Cemitério de carros O desprezo com o dinheiro público ainda não termina, mas está no mesmo Corpo de Bombeiros do Distrito Federal. Quatro caminhões comprados do Japão e que desfilaram no dia 7 de Setembro para o presidente-metalúrgico, Lula da Silva (PT), e para o governador José Roberto Arruda (DEM) estão parados por falta de peças. Desde 1989 o Governo do Distrito Federal firmou vários convênios de cooperação técnica com os japoneses na área de perícia de incêndio e análise de amostras orgânicas e inorgânicas.
Olho da rua
O mandato do prefeito de Salvador, João Henrique (PMDB), está ameaçado porque o presidente do diretório estadual do PDT, Severiano Alves, pretende ingressar na Justiça. João Henrique está entre os 156 prefeitos que trocaram de partido depois do dia 27 de março, quando o TSE decidiu sobre a primeira consulta da propriedade do mandato parlamentar. O prefeito soteropolitano trocou o PDT pelo PMDB para garantir um apoio maior na campanha de sua reeleição em 2008. Para a imprensa, tem dito que a troca aconteceu porque não teria mais “ambiente” no partido criado pelo ex-governador Leonel Brizola.
Vende, mas não entrega
Com parte do controle acionário nas mãos do mega-
empresário mexicano Carlos Slim, a Net, maior empresa de TV a cabo brasileira divulgou nesta quinta-feira os números relativos ao desempenho financeiro da empresa no último trimestre. De acordo com a Net, que entre julho e setembro teve lucro de R$ 51 milhões, o sucesso de deve à ampliação da base de clientes. O que a Net não divulgou foi o número crescente de clientes descontentes. Quem optou pelo pacote de serviços denominado “Net Combo” tem enfrentado momentos de intenso arrependimento. O serviço de telefonia fixa, oferecido no pacote através da operadora Embratel, é o maior engodo dos últimos tempos. Vez por outra os telefones ficam mudos ou com um chiado ensurdecedor. A coluna te recebido inúmeros e-mails de leitores que contrataram o “Net Combo”, mas que não sabem como cancelar o serviço. Enfim, contrariando o slogan da empresa, louco foi quem acreditou que “o mundo é dos nets”.

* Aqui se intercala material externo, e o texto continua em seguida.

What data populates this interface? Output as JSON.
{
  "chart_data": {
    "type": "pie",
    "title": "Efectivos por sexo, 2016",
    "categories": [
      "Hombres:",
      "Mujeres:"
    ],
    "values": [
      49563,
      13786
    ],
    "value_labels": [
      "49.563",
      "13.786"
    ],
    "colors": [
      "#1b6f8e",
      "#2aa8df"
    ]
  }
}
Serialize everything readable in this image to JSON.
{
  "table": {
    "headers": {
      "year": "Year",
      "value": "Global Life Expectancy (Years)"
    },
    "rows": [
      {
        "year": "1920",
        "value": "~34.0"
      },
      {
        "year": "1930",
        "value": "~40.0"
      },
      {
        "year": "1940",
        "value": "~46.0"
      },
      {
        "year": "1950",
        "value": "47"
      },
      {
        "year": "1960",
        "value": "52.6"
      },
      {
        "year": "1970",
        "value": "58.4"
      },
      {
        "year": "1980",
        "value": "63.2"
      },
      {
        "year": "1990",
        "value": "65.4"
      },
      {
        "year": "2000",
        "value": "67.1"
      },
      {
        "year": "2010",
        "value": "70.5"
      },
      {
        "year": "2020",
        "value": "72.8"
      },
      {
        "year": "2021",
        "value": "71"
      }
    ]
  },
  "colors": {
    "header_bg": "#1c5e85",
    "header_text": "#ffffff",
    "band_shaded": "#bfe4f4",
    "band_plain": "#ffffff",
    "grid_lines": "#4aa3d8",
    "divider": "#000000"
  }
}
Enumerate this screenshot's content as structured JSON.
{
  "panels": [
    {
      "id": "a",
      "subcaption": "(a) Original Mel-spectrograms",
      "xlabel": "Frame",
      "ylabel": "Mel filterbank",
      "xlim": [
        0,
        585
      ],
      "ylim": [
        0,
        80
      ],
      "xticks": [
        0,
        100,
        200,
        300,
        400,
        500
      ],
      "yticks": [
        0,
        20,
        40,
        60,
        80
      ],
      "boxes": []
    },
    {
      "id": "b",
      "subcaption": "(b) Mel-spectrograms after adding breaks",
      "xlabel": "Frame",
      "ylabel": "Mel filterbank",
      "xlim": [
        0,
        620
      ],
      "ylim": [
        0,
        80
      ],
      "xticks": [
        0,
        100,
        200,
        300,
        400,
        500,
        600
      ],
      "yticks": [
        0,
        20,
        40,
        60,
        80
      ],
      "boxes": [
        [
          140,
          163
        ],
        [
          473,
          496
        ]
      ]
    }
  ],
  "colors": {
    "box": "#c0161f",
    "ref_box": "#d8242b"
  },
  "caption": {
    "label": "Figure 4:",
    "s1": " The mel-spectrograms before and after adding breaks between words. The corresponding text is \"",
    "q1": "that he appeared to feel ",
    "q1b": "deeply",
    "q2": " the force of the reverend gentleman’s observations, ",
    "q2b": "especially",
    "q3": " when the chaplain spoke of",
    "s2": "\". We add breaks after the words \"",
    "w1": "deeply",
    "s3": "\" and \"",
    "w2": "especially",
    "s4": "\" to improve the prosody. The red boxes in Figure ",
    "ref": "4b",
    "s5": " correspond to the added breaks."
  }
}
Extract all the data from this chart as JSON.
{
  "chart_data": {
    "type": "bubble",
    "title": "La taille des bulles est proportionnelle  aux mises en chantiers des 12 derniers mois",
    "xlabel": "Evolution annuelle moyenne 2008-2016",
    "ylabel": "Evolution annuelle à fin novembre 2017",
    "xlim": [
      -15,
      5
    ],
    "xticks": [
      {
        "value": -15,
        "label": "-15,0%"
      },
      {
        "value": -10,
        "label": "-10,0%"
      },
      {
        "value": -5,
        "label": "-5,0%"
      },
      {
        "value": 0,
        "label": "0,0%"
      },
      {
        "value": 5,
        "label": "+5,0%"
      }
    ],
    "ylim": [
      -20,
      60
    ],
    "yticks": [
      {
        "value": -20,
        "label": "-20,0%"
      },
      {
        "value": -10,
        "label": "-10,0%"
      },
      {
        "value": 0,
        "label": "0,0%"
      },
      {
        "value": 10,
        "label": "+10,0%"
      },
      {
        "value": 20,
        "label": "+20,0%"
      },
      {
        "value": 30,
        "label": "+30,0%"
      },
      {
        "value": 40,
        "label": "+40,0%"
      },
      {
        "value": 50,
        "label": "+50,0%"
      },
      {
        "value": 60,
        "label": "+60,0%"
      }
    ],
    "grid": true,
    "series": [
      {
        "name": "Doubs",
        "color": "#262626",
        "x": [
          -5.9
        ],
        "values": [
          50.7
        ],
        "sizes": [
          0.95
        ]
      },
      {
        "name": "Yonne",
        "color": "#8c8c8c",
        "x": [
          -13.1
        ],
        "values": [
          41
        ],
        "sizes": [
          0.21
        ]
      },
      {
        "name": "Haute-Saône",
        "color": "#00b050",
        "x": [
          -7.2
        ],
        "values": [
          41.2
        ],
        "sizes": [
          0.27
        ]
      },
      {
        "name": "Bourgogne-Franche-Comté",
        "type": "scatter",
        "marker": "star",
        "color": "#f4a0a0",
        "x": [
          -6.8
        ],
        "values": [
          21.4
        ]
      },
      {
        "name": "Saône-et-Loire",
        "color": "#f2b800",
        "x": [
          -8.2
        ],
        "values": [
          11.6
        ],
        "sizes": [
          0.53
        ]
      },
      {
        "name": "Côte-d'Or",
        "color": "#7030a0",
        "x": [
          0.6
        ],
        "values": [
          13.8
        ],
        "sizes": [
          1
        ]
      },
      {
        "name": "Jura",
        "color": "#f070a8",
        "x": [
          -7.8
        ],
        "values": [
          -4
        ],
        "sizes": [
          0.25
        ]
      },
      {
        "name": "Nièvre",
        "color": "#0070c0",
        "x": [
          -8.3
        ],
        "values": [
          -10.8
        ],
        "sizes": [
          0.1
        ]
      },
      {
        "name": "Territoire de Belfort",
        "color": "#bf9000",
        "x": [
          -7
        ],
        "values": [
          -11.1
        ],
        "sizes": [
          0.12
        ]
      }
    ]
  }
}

Pega na mentira Pensando bem, Lula é um mitômano compulsivo. Há dias, o presidente disse que os imbróglios do Senado deveriam ser solucionados lá mesmo.
Fio trocado (23/10/06)- Há dias, quando perguntado sobre o que faria caso perdesse a corrida presidencial, o presidente-candidato Luiz Inácio da Silva disse que sua intenção era voltar para seu apartamento em São Bernardo do Campo, a seiscentos metros do sindicato, de onde olharia para o pessoal que o formou para a política. Na verdade, não foram os companheiros de sindicato que formaram Lula para a vida pública, mas apenas o próprio sindicato serviu de plataforma política para o atual presidente. Quem quiser de fato saber que foi o responsável pelo ingresso de Lula no mundo da política deve ir a um centro espírita e pedir para falar com o general Golbery do Couto e Silva.